Fatal truck accidents happen almost 11 times a day, according to the Federal Motor Carrier Safety Administration. This translates to more than 4,000 deaths every year; non-fatal accidents, on the other hand, number to more than 100,000 annually.
Ii was in 1986 when the Commercial Motor Vehicle Safety Act was passed into law. As this law strictly mandates the removal of bad drivers from the road, allowing drivers to continue operating a truck despite multiple traffic violations, especially a DUI or driving under the influence, is, therefore, a clear violation of this law, to which truck drivers, and their safety officers and employers must be held liable, especially if an accident occurs.
Many truck drivers normally drive for 11 hours, especially if the cargo they carry needs to be delivered fast and on time. Thus, despite feeling fatigued or sleepy, the mental resolve to make a timely delivery makes them forego personal needs for the sake of work requirement. This attitude, however, has proven detrimental many times as this takes away their focus on driving and reduces their ability to react to emergency situations. Furthermore, it increases their inability to notice smaller vehicles, whose drivers also fail to observe proper care, committing the mistake of tailgating a truck or driving in its “no zone” area.
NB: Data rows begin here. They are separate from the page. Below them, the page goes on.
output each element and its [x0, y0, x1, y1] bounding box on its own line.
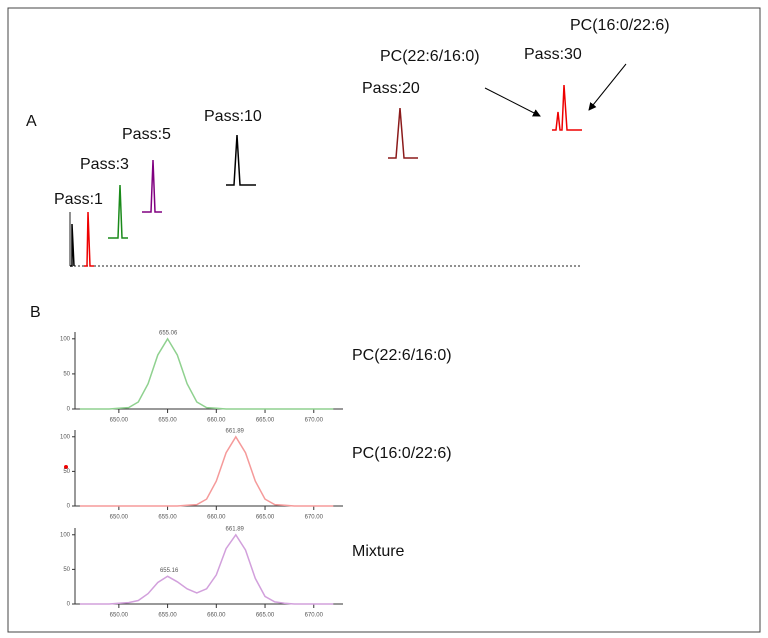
trace — [79, 533, 334, 605]
trace — [142, 159, 162, 213]
arrow — [484, 87, 541, 117]
y-tick-label: 100 — [60, 434, 71, 440]
x-tick-label: 665.00 — [256, 418, 275, 424]
chart-title: PC(16:0/22:6) — [352, 445, 452, 462]
pass-label: Pass:3 — [80, 156, 129, 173]
spectra — [70, 84, 582, 267]
y-tick-label: 0 — [67, 602, 71, 608]
trace — [79, 435, 334, 507]
x-tick-label: 665.00 — [256, 613, 275, 619]
frame — [7, 7, 761, 633]
x-tick-label: 650.00 — [110, 515, 129, 521]
peak-label: 661.89 — [226, 526, 245, 532]
x-tick-label: 655.00 — [158, 613, 177, 619]
peak-label: 661.89 — [226, 428, 245, 434]
chart-title: Mixture — [352, 543, 405, 560]
pass-label: Pass:10 — [204, 108, 262, 125]
annotation: PC(22:6/16:0) — [380, 48, 480, 65]
y-tick-label: 100 — [60, 532, 71, 538]
x-tick-label: 660.00 — [207, 418, 226, 424]
y-tick-label: 50 — [63, 371, 70, 377]
panel-label: A — [26, 113, 37, 130]
annotation: PC(16:0/22:6) — [570, 17, 670, 34]
y-tick-label: 50 — [63, 567, 70, 573]
trace — [70, 223, 75, 267]
pass-label: Pass:20 — [362, 80, 420, 97]
panel-label: B — [30, 304, 41, 321]
x-tick-label: 670.00 — [305, 613, 324, 619]
x-tick-label: 660.00 — [207, 515, 226, 521]
y-tick-label: 0 — [67, 504, 71, 510]
trace — [552, 84, 582, 131]
x-tick-label: 660.00 — [207, 613, 226, 619]
chart-title: PC(22:6/16:0) — [352, 347, 452, 364]
x-tick-label: 650.00 — [110, 418, 129, 424]
trace — [226, 134, 256, 186]
x-tick-label: 650.00 — [110, 613, 129, 619]
x-tick-label: 655.00 — [158, 515, 177, 521]
x-tick-label: 665.00 — [256, 515, 275, 521]
arrow — [588, 63, 627, 111]
x-tick-label: 670.00 — [305, 418, 324, 424]
pass-label: Pass:5 — [122, 126, 171, 143]
trace — [108, 184, 128, 239]
peak-label: 655.16 — [160, 568, 179, 574]
trace — [388, 107, 418, 159]
pass-label: Pass:1 — [54, 191, 103, 208]
trace — [84, 211, 94, 267]
pass-label: Pass:30 — [524, 46, 582, 63]
y-tick-label: 50 — [63, 469, 70, 475]
y-tick-label: 100 — [60, 336, 71, 342]
marker-dot — [64, 465, 68, 469]
peak-label: 655.06 — [159, 330, 178, 336]
x-tick-label: 655.00 — [158, 418, 177, 424]
y-tick-label: 0 — [67, 407, 71, 413]
x-tick-label: 670.00 — [305, 515, 324, 521]
trace — [79, 337, 334, 410]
Due to the length of big rigs or 18-wheelers, their drivers often end up failing to notice smaller vehicles driving in their “no-zone” or blind spot areas. These “no-zone” areas refer to spots around a truck where crashes would most likely happen because (smaller) vehicles are not visible to truck drivers. According to the National Highway Traffic Safety Administration (NHTSA), these areas include:
- a truck’s front area, where smaller vehicles often make the mistake of suddenly slowing down or making an emergency stop after cutting in front of a truck;
- a truck’s rear area, where smaller vehicles make the mistake of tailgating it; and,
- a truck’s sides (especially the right or passenger side), where smaller vehicles are usually never visible and can easily be crushed if truck changes lane or makes a right turn.
According to the law firm Karlin, Fleisher & Falkenberg, “Trucking companies and the drivers they employ have a legal and ethical responsibility to protect other drivers on the road. When a trucking company has done everything they can to ensure that both their vehicles and their employees have what they need to do the job safely, the responsibility for safe conduct shifts to the truck driver. Unfortunately, some drivers fail to take this responsibility seriously and cause catastrophic and preventable accidents as a result. Bearing all these in mind, truck accidents victims have every reason to take legal action against the responsible party if they suspect the accident was caused by any form of negligence or recklessness.”
On its part, the firm Abel Law says, “Large semi-trailer trucks have a commanding presence on the road. Most drivers take extra care around these large vehicles because they understand how devastating an accident with a truck could be. A single truck can weigh up to 80,000 pounds, or 40 times the weight of an average passenger vehicle.
Truck drivers have a responsibility to control their vehicles and to exercise caution at all times to help avoid causing an accident. When a truck driver acts in a way that puts other drivers at risk, he or she may be held liable for any injuries or damages that result. Thus, if your injuries were caused by another person’s reckless actions, you may be eligible to win compensation for medical expenses, reduced earning capacity, disability, ongoing pain, and emotional suffering. It is not right for innocent victims to shoulder the burden of other people’s mistakes.”